I am aware that this question has already been asked, however I am trying to figure out how the result follows from a particular proof given in Dummit and Foote. Specifically, I want to show that if $H$ and $K$ are subgroups of $G$, then the number of distinct ways of writing each element of $HK$ in the form $hk$ for some $h\in H$ and $k\in K$ is $|H\cap K|$.
The text says the result follows from the proof of the following proposition: If $H$ and $K$ are finite subgroups, then $|HK|=|H\cap K|$. The proof of this goes as follows. We can write $HK=\bigcup_{h\in H}hK$. Since each coset of $K$ has $|K|$ elements in it, it suffices to find the number of distinct left cosets ofthe form $hK$ where $h\in H$. We have $h_1K=h_2K$ iff $h_2^{-1}h_1\in H\cap K$ iff $h_1(H\cap K)=h_2(H\cap K)$. And the number of distinct cosets $h(H\cap K)$ for $h\in H$ is $|H|/|H\cap K|$. So $HK$ consists of $|H|/|H\cap K|$ distinct cosets of $K$, which gives the result.

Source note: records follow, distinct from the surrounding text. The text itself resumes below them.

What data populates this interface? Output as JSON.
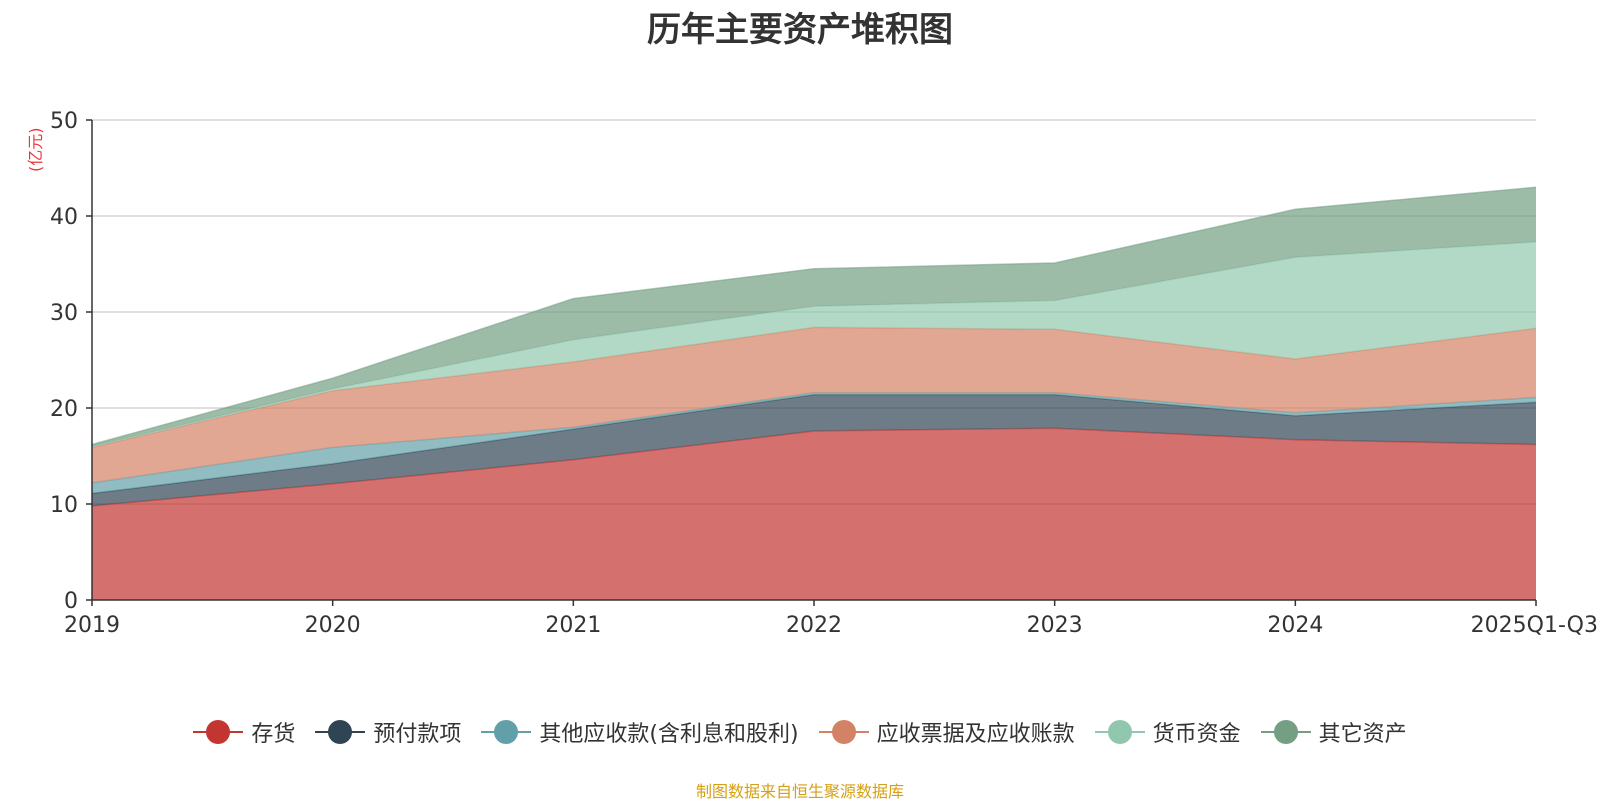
{
  "chart_data": {
    "type": "area",
    "stacked": true,
    "title": "历年主要资产堆积图",
    "ylabel": "(亿元)",
    "xlabel": "",
    "categories": [
      "2019",
      "2020",
      "2021",
      "2022",
      "2023",
      "2024",
      "2025Q1-Q3"
    ],
    "ylim": [
      0,
      50
    ],
    "yticks": [
      0,
      10,
      20,
      30,
      40,
      50
    ],
    "grid": true,
    "legend_position": "bottom",
    "series": [
      {
        "name": "存货",
        "color": "#c23531",
        "values": [
          9.8,
          12.1,
          14.6,
          17.6,
          17.9,
          16.7,
          16.2
        ]
      },
      {
        "name": "预付款项",
        "color": "#2f4554",
        "values": [
          1.3,
          2.1,
          3.2,
          3.8,
          3.5,
          2.5,
          4.4
        ]
      },
      {
        "name": "其他应收款(含利息和股利)",
        "color": "#61a0a8",
        "values": [
          1.1,
          1.7,
          0.2,
          0.2,
          0.2,
          0.3,
          0.5
        ]
      },
      {
        "name": "应收票据及应收账款",
        "color": "#d48265",
        "values": [
          3.7,
          5.9,
          6.8,
          6.8,
          6.6,
          5.6,
          7.2
        ]
      },
      {
        "name": "货币资金",
        "color": "#91c7ae",
        "values": [
          0.1,
          0.2,
          2.3,
          2.2,
          3.0,
          10.6,
          9.0
        ]
      },
      {
        "name": "其它资产",
        "color": "#749f83",
        "values": [
          0.2,
          1.1,
          4.3,
          3.9,
          3.9,
          5.0,
          5.7
        ]
      }
    ]
  },
  "footer": {
    "source": "制图数据来自恒生聚源数据库"
  }
}
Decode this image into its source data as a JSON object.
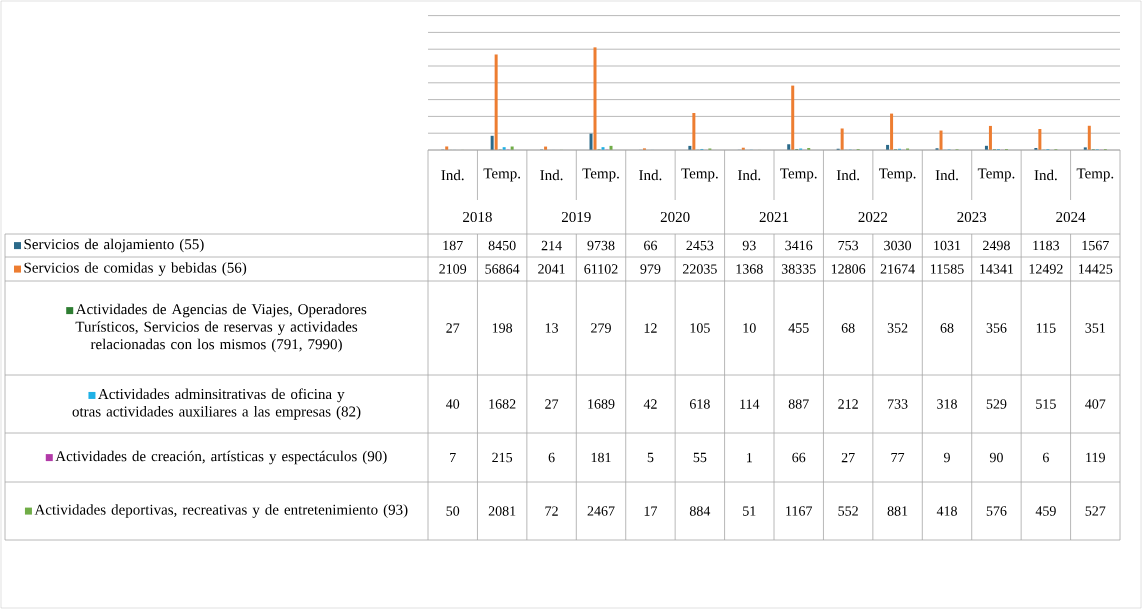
{
  "chart_data": {
    "type": "bar",
    "categories": [
      "Ind.",
      "Temp.",
      "Ind.",
      "Temp.",
      "Ind.",
      "Temp.",
      "Ind.",
      "Temp.",
      "Ind.",
      "Temp.",
      "Ind.",
      "Temp.",
      "Ind.",
      "Temp."
    ],
    "annotations": [
      "2018",
      "2019",
      "2020",
      "2021",
      "2022",
      "2023",
      "2024"
    ],
    "series": [
      {
        "name": "Servicios de alojamiento (55)",
        "color": "#2b6a8a",
        "values": [
          187,
          8450,
          214,
          9738,
          66,
          2453,
          93,
          3416,
          753,
          3030,
          1031,
          2498,
          1183,
          1567
        ]
      },
      {
        "name": "Servicios de comidas y bebidas (56)",
        "color": "#ed7d31",
        "values": [
          2109,
          56864,
          2041,
          61102,
          979,
          22035,
          1368,
          38335,
          12806,
          21674,
          11585,
          14341,
          12492,
          14425
        ]
      },
      {
        "name": "Actividades de Agencias de Viajes, Operadores Turísticos, Servicios de reservas y actividades relacionadas con los mismos (791, 7990)",
        "color": "#2e7d32",
        "values": [
          27,
          198,
          13,
          279,
          12,
          105,
          10,
          455,
          68,
          352,
          68,
          356,
          115,
          351
        ]
      },
      {
        "name": "Actividades adminsitrativas de oficina y otras actividades auxiliares a las empresas (82)",
        "color": "#1fb1e6",
        "values": [
          40,
          1682,
          27,
          1689,
          42,
          618,
          114,
          887,
          212,
          733,
          318,
          529,
          515,
          407
        ]
      },
      {
        "name": "Actividades de creación, artísticas y espectáculos (90)",
        "color": "#b23aa8",
        "values": [
          7,
          215,
          6,
          181,
          5,
          55,
          1,
          66,
          27,
          77,
          9,
          90,
          6,
          119
        ]
      },
      {
        "name": "Actividades deportivas, recreativas y de entretenimiento (93)",
        "color": "#70ad47",
        "values": [
          50,
          2081,
          72,
          2467,
          17,
          884,
          51,
          1167,
          552,
          881,
          418,
          576,
          459,
          527
        ]
      }
    ],
    "ylim": [
      0,
      80000
    ],
    "yticks": [
      {
        "value": 0,
        "label": null
      },
      {
        "value": 10000,
        "label": null
      },
      {
        "value": 20000,
        "label": null
      },
      {
        "value": 30000,
        "label": null
      },
      {
        "value": 40000,
        "label": null
      },
      {
        "value": 50000,
        "label": null
      },
      {
        "value": 60000,
        "label": null
      },
      {
        "value": 70000,
        "label": null
      },
      {
        "value": 80000,
        "label": null
      }
    ],
    "grid": "y",
    "data_labels": true,
    "legend": "bottom left",
    "tick_labels": "x"
  }
}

But how does the proof of this result imply that the number of distinct ways of writing elements of $HK$ in the form $hk$ is $|H\cap K|$? I know that if we assume $h_1k_1=h_2k_2$, then $h_2^{-1}h_1=k_2k_1^{-1}\in H\cap K$ and so $h_1(H\cap K)=h_2(H\cap K)$ and $k_1(H\cap K)=k_2(H\cap K)$ but not sure if this helps.
Fix $g=hk$. Given any solution $(h_1,k_1)$ to $h_1k_1 = g$, you can associate to it $h_1^{-1}h = k_1k^{-1}\in H\cap K$.
That is you have a map $\{(h_1,k_1)\in H\times K\mid h_1k_1= g\}\to H\cap K$ defined by $(h_1,k_1)\mapsto h_1^{-1}h$ (or also $k_1k^{-1}$)
Conversely, given $l\in H\cap K$, you may define $(h_1,k_1)$ as $h_1= hl^{-1}, k_1 = lk$ and then clearly $h_1k_1= g, h_1\in H, k_1\in K$.
Now if you compose these two operations in a row, you clearly see that they give the identity, no matter the order : therefore they're an inverse pair of bijections, which shows that the two sets have the same size : $|H\cap K|$.